Python SDKNode.jsHTTP / cURL

Install the SDK¶

pip install inference-sdk

Run a workflow¶

This code runs an example model comparison Workflow on an Inference Server running on your local machine:

from inference_sdk import InferenceHTTPClient

client = InferenceHTTPClient(
    api_url="http://localhost:9001", # use local inference server
    # api_key="<YOUR API KEY>" # optional to access your private data and models
)

result = client.run_workflow(
    workspace_name="roboflow-docs",
    workflow_id="model-comparison",
    images={
        "image": "https://media.roboflow.com/workflows/examples/bleachers.jpg"
    },
    parameters={
        "model1": "yolov8n-640",
        "model2": "yolov11n-640"
    }
)

print(result)

From a JavaScript app, hit your new server with an HTTP request.

const response = await fetch('http://localhost:9001/infer/workflows/roboflow-docs/model-comparison', {
    method: 'POST',
    headers: {
        'Content-Type': 'application/json'
    },
    body: JSON.stringify({
        // api_key: "<YOUR API KEY>" // optional to access your private data and models
        inputs: {
            "image": {
                "type": "url",
                "value": "https://media.roboflow.com/workflows/examples/bleachers.jpg"
            },
            "model1": "yolov8n-640",
            "model2": "yolov11n-640"
        }
    })
});

const result = await response.json();
console.log(result);

Warning

Be careful not to expose your API Key to external users (in other words: don't use this snippet in a public-facing front-end app).

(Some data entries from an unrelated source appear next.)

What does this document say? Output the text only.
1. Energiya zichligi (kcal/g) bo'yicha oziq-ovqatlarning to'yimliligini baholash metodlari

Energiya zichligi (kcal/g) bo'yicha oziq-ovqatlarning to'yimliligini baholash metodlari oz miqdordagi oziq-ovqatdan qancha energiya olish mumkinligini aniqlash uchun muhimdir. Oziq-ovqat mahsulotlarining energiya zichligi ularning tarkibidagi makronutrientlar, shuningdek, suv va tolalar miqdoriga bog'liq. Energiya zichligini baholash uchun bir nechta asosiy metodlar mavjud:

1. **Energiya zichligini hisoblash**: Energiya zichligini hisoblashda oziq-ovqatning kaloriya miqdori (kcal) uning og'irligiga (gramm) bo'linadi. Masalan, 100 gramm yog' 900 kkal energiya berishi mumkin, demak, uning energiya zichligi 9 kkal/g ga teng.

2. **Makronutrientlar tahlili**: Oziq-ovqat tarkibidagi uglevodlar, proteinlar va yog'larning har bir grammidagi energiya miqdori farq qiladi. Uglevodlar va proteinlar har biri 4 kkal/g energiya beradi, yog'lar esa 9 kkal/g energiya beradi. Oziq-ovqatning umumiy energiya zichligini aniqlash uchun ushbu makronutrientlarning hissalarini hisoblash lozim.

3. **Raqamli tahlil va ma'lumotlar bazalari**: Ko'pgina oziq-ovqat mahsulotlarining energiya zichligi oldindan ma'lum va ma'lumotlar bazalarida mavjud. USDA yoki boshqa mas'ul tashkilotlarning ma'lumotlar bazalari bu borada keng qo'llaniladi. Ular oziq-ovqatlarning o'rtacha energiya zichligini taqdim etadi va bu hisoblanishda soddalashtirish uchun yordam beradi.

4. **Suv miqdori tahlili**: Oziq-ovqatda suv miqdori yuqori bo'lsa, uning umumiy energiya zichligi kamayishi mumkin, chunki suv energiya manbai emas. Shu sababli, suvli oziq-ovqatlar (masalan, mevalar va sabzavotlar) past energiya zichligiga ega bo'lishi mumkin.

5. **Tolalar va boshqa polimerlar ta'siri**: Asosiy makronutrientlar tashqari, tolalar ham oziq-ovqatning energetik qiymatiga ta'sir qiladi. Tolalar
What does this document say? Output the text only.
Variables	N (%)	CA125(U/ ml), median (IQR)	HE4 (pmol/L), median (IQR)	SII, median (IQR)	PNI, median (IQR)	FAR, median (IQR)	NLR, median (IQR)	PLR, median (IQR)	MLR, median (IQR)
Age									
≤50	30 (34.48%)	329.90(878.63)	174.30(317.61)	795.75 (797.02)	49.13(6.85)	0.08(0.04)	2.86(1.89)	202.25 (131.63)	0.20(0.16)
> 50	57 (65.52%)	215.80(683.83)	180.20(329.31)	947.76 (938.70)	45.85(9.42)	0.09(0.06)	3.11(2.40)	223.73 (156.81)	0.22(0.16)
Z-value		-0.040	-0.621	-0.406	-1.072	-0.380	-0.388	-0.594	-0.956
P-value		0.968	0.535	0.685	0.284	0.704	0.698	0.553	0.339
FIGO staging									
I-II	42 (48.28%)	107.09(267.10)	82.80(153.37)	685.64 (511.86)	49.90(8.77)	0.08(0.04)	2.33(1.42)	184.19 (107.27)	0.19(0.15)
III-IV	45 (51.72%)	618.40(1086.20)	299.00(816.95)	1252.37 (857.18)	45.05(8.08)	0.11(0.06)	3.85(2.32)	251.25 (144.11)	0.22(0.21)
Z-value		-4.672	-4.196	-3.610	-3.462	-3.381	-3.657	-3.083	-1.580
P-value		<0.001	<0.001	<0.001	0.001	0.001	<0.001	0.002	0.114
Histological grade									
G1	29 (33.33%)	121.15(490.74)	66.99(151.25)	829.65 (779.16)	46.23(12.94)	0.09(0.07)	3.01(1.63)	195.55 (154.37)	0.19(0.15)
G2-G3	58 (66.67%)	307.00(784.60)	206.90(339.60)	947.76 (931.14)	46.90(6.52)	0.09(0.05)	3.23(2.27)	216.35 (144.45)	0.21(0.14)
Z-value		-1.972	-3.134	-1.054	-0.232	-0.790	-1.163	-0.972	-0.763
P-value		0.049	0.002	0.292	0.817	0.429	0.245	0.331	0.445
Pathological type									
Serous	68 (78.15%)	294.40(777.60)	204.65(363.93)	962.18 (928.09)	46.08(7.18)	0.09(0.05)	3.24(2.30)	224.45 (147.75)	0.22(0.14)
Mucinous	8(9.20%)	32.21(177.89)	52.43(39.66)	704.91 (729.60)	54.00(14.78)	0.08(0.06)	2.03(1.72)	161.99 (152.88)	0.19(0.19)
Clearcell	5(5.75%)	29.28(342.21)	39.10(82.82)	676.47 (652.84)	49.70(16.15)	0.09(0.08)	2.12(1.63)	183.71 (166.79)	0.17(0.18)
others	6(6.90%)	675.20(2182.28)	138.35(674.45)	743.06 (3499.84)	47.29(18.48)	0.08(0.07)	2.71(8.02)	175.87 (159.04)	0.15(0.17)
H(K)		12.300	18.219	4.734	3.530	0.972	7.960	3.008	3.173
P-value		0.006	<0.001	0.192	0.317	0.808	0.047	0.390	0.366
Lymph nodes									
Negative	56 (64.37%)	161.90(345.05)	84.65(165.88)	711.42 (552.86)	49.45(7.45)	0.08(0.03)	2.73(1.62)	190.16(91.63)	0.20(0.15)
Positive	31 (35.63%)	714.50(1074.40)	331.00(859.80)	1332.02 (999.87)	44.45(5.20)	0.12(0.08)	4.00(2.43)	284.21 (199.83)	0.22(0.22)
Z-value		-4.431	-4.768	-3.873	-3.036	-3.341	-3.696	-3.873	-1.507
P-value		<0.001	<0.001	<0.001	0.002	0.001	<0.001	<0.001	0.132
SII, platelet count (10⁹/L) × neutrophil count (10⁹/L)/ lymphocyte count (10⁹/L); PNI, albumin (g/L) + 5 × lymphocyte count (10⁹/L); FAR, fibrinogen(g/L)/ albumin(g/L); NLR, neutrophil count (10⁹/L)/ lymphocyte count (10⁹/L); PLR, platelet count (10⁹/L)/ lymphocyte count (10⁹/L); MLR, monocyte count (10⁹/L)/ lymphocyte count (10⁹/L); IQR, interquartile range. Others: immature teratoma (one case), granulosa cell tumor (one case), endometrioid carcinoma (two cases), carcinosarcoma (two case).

Using the server's API you can access it from any other client application. From the command line using cURL:

curl -X POST "http://localhost:9001/infer/workflows/roboflow-docs/model-comparison" \
-H "Content-Type: application/json" \
-d '{
    "api_key": "<YOUR API KEY -- REMOVE THIS LINE IF NOT FILLING>",
    "inputs": {
        "image": {
            "type": "url",
            "value": "https://media.roboflow.com/workflows/examples/bleachers.jpg"
        },
        "model1": "yolov8n-640",
        "model2": "yolov11n-640"
    }
}'

Tip

ChatGPT is really good at converting snippets like this into other languages. If you need help, try pasting it in and asking it to translate it to your language of choice.